Tuesday, February 24, 2004

Lately I feel like I have forgotten who I was. Exactly who is this new creature, this girl who reads five books at once for the simple pleasures of solitude and variety? The girl who used to initiate conversation at the lunch table, the girl who came up with topics of the day and lunchtime polls; she is not here anymore. The one who knows the answers, the one who remembers the details; she's gone, too. There is nothing left of the person that I used to be.

What's more, as I try to remember, I find that it is entirely possible that there was no real person there in the first place. I know that somehow I have changed; I am a hundred and eighty degrees from what I used to be...but what was that? And what am I now? I cannot define myself, and that worries me.

I am disenchanted. It bothers me that a member of my physics class doesn't know that there are nine recognized planets in the Sol system. I am pained to hear a seventeen-year-old honor student seriously ask, "Who's Galileo?" It baffles my mind to listen to my English classmates wondering if The Great Gatsby is "a book or what." I am sickened to hear the fragment, "This is pretty...Claude Moanette? I've never heard of him."

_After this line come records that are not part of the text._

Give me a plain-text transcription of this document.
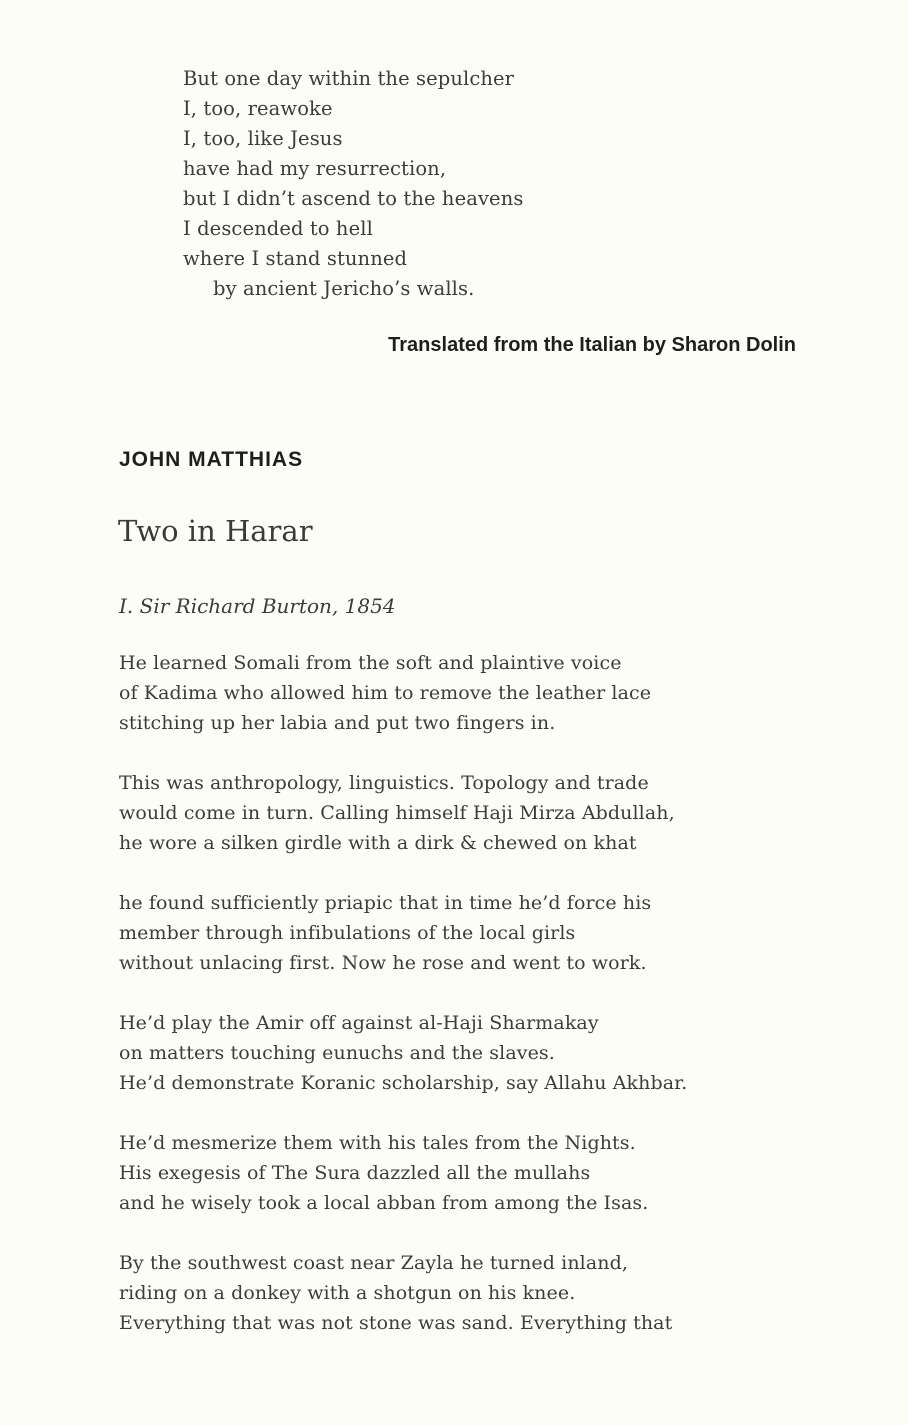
But one day within the sepulcher
I, too, reawoke
I, too, like Jesus
have had my resurrection,
but I didn’t ascend to the heavens
I descended to hell
where I stand stunned
by ancient Jericho’s walls.
Translated from the Italian by Sharon Dolin
JOHN MATTHIAS
Two in Harar
I. Sir Richard Burton, 1854
He learned Somali from the soft and plaintive voice
of Kadima who allowed him to remove the leather lace
stitching up her labia and put two fingers in.
This was anthropology, linguistics. Topology and trade
would come in turn. Calling himself Haji Mirza Abdullah,
he wore a silken girdle with a dirk & chewed on khat
he found sufficiently priapic that in time he’d force his
member through infibulations of the local girls
without unlacing first. Now he rose and went to work.
He’d play the Amir off against al-Haji Sharmakay
on matters touching eunuchs and the slaves.
He’d demonstrate Koranic scholarship, say Allahu Akhbar.
He’d mesmerize them with his tales from the Nights.
His exegesis of The Sura dazzled all the mullahs
and he wisely took a local abban from among the Isas.
By the southwest coast near Zayla he turned inland,
riding on a donkey with a shotgun on his knee.
Everything that was not stone was sand. Everything that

Why don't they open their eyes? I want to take each by the hand and say, "Here, this is science, on your left is art, to your right is literature, and down the hall is music." I want to shove Renoirs in their faces. I want to force them to listen to Mozart; I want my friends to be able to at least name all four Beatles (most of them can't). They've never heard of King Lear; they don't know who Walt Whitman is. They've never seen Starry Night.

I don't mean to sound arrogant. I truly only want them to understand that beauty is not a Thomas Kinkade painting. I want them to know why they must gather their rosebuds; I want them to be able to tell Beethoven's Fifth from his Ninth. I want them to see a Degas and act it out to see if the human body can really bend that way. I just want them to understand that this place, this empty prairie, these dirty towns with endless highways; this is not all there is.

I don't know where I'm going with this. This has no point; I am only typing the things that flash into my head. The message remains the same: this is not all there is. If I could only make them see that, then maybe I would finally know who I am.